People can argue rationally for or against almost anything. They can make both sides sound good – even if it is completely impossible for both sides to be right.
But there is one thing I didn’t realize when I was sixteen, in debate class, and learning to deliver one point after another with speeds beyond the novice level. In the real world, one’s political slant colors everything. Everything.
Truth gets messy when one picks beliefs based on the planks of the platform of a particular political party.
Credibility, as far as I’m concerned, is lost when one’s beliefs (and points) match up too closely with any political party.

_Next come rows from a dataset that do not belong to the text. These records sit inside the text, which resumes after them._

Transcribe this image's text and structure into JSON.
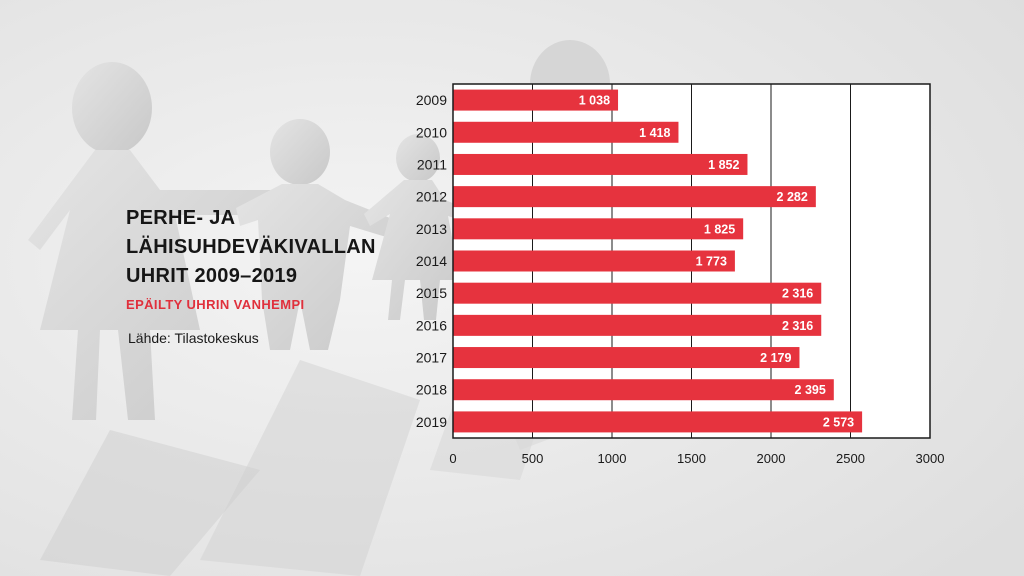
{
  "title_lines": [
    "PERHE- JA",
    "LÄHISUHDEVÄKIVALLAN",
    "UHRIT 2009–2019"
  ],
  "subtitle": "EPÄILTY UHRIN VANHEMPI",
  "source": "Lähde: Tilastokeskus",
  "colors": {
    "bar": "#e6333e",
    "bar_label": "#ffffff",
    "title": "#161616",
    "subtitle": "#e0303c",
    "plot_bg": "#ffffff",
    "grid": "#1a1a1a"
  },
  "chart_data": {
    "type": "bar",
    "orientation": "horizontal",
    "categories": [
      "2009",
      "2010",
      "2011",
      "2012",
      "2013",
      "2014",
      "2015",
      "2016",
      "2017",
      "2018",
      "2019"
    ],
    "values": [
      1038,
      1418,
      1852,
      2282,
      1825,
      1773,
      2316,
      2316,
      2179,
      2395,
      2573
    ],
    "data_labels": [
      "1 038",
      "1 418",
      "1 852",
      "2 282",
      "1 825",
      "1 773",
      "2 316",
      "2 316",
      "2 179",
      "2 395",
      "2 573"
    ],
    "xlim": [
      0,
      3000
    ],
    "x_ticks": [
      0,
      500,
      1000,
      1500,
      2000,
      2500,
      3000
    ],
    "x_tick_labels": [
      "0",
      "500",
      "1000",
      "1500",
      "2000",
      "2500",
      "3000"
    ],
    "grid": true,
    "title": "PERHE- JA LÄHISUHDEVÄKIVALLAN UHRIT 2009–2019",
    "xlabel": "",
    "ylabel": ""
  }
}
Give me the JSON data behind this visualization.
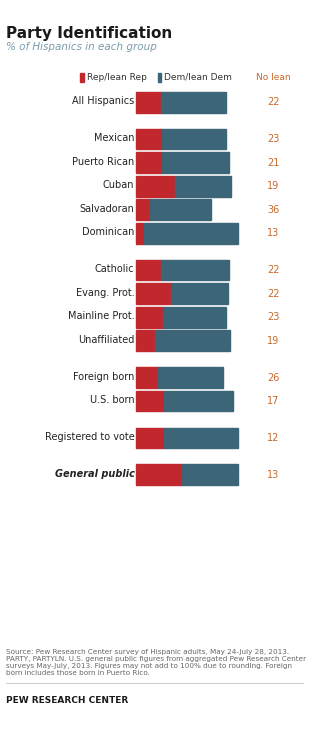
{
  "title": "Party Identification",
  "subtitle": "% of Hispanics in each group",
  "rep_color": "#C0282D",
  "dem_color": "#3D6578",
  "no_lean_color": "#C8692A",
  "background_color": "#FFFFFF",
  "categories": [
    "All Hispanics",
    "Mexican",
    "Puerto Rican",
    "Cuban",
    "Salvadoran",
    "Dominican",
    "Catholic",
    "Evang. Prot.",
    "Mainline Prot.",
    "Unaffiliated",
    "Foreign born",
    "U.S. born",
    "Registered to vote",
    "General public"
  ],
  "rep_values": [
    21,
    22,
    22,
    33,
    12,
    7,
    21,
    30,
    23,
    16,
    19,
    24,
    24,
    39
  ],
  "dem_values": [
    56,
    55,
    57,
    48,
    52,
    80,
    58,
    48,
    54,
    64,
    55,
    59,
    63,
    48
  ],
  "no_lean_values": [
    22,
    23,
    21,
    19,
    36,
    13,
    22,
    22,
    23,
    19,
    26,
    17,
    12,
    13
  ],
  "bold_rows": [
    13
  ],
  "legend_rep": "Rep/lean Rep",
  "legend_dem": "Dem/lean Dem",
  "legend_nolean": "No lean",
  "source_text": "Source: Pew Research Center survey of Hispanic adults, May 24-July 28, 2013. PARTY, PARTYLN. U.S. general public figures from aggregated Pew Research Center surveys May-July, 2013. Figures may not add to 100% due to rounding. Foreign born includes those born in Puerto Rico.",
  "footer": "PEW RESEARCH CENTER"
}
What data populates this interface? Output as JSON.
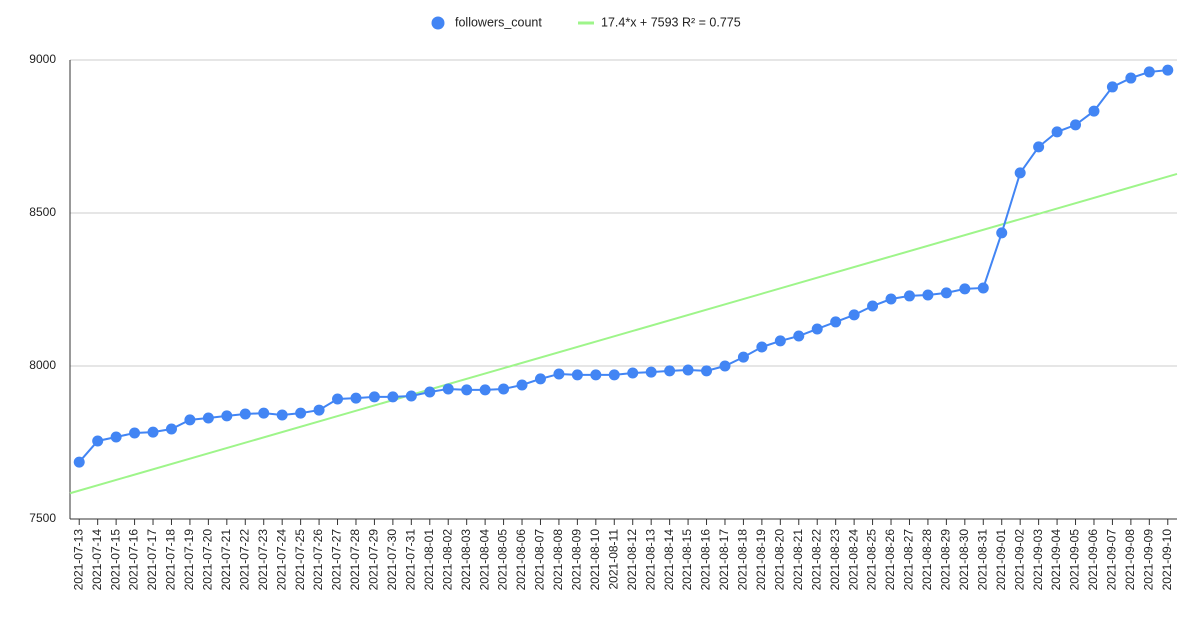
{
  "chart_data": {
    "type": "line",
    "categories": [
      "2021-07-13",
      "2021-07-14",
      "2021-07-15",
      "2021-07-16",
      "2021-07-17",
      "2021-07-18",
      "2021-07-19",
      "2021-07-20",
      "2021-07-21",
      "2021-07-22",
      "2021-07-23",
      "2021-07-24",
      "2021-07-25",
      "2021-07-26",
      "2021-07-27",
      "2021-07-28",
      "2021-07-29",
      "2021-07-30",
      "2021-07-31",
      "2021-08-01",
      "2021-08-02",
      "2021-08-03",
      "2021-08-04",
      "2021-08-05",
      "2021-08-06",
      "2021-08-07",
      "2021-08-08",
      "2021-08-09",
      "2021-08-10",
      "2021-08-11",
      "2021-08-12",
      "2021-08-13",
      "2021-08-14",
      "2021-08-15",
      "2021-08-16",
      "2021-08-17",
      "2021-08-18",
      "2021-08-19",
      "2021-08-20",
      "2021-08-21",
      "2021-08-22",
      "2021-08-23",
      "2021-08-24",
      "2021-08-25",
      "2021-08-26",
      "2021-08-27",
      "2021-08-28",
      "2021-08-29",
      "2021-08-30",
      "2021-08-31",
      "2021-09-01",
      "2021-09-02",
      "2021-09-03",
      "2021-09-04",
      "2021-09-05",
      "2021-09-06",
      "2021-09-07",
      "2021-09-08",
      "2021-09-09",
      "2021-09-10"
    ],
    "series": [
      {
        "name": "followers_count",
        "color": "#4285f4",
        "values": [
          7686,
          7755,
          7768,
          7781,
          7784,
          7794,
          7824,
          7830,
          7837,
          7843,
          7846,
          7840,
          7846,
          7856,
          7892,
          7895,
          7899,
          7899,
          7902,
          7915,
          7925,
          7922,
          7922,
          7925,
          7938,
          7958,
          7974,
          7971,
          7971,
          7971,
          7977,
          7980,
          7984,
          7987,
          7984,
          8000,
          8029,
          8062,
          8082,
          8098,
          8121,
          8144,
          8167,
          8196,
          8219,
          8229,
          8232,
          8239,
          8252,
          8255,
          8435,
          8631,
          8716,
          8765,
          8788,
          8833,
          8912,
          8941,
          8961,
          8967
        ]
      }
    ],
    "trendline": {
      "label": "17.4*x + 7593 R² = 0.775",
      "color": "#9ef58a"
    },
    "ylim": [
      7500,
      9000
    ],
    "yticks": [
      7500,
      8000,
      8500,
      9000
    ],
    "grid": true,
    "legend": "top"
  }
}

While I was in Israel, I went to the Yad Vashem Museum. We were all reasonably smart people on that trip. A publisher. A journalist. A photojournalist. A freelance writer. A syndicated columnist. And we all believe in higher education. In my own family, my mother has her doctorate. My sister and husband have doctorates. My dad had a Master of Divinity, my brother has an M.B.A., and I have a M.A.
I suppose that is why it horrified me – horrified all of us at the Yad Vashem Museum – that so many of the SS officers responsible for the Holocaust were educated men. Men with doctorate degrees. Men who should have known better.
But one can rationalize anything.
And when politics and power enter into it, the mind has all the motivation it needs to embrace some truly diabolical things.
Nobody is immune. In fact, the more education… the more prestige, and the more prestige… the more power. Power and prestige can become a prison.
When the stakes are high, we can talk ourselves into almost anything.
Strip us of the power. Remove the love for the prestige. And we see Auschwitz for what it is.
And abortion, too.
And the death penalty.
And a closed hand to the poor.
And a closed door to the immigrant.
We make all things sound rational.
We can make anything seem reasonable.
So we enter the Facebook world and spew words faster than a debater. We cut and paste the best arguments we see out there and imprint them on our minds for future use.
We can defend our position. So bring it on.
Politics is not my compass. Something else guides me. And it helps me to sort through the war of words.
My parents instilled it in me:
Denise, one day, you will stand before Jesus and give an accounting. Yes, one day you will stand where Pontius Pilate stood, only you won’t be asking, “What is truth?” You will be standing before the One who is Truth. And he will be your judge.
A judge who has spent your whole life advocating for the unborn, the aging, the prisoner, the poor, the immigrant. And that is the moment when you will realize if you truly knew him. Or if you only said you knew him.
We all need an informed conscience, but there is a danger in letting our politics inform our conscience.
The Christ who advocates for the unborn, the aging, the prisoner, the poor, the immigrant, and marital love is the one who must inform our conscience.
And his Church – a Church that does not fit well with any particular political party. Thanks be to God!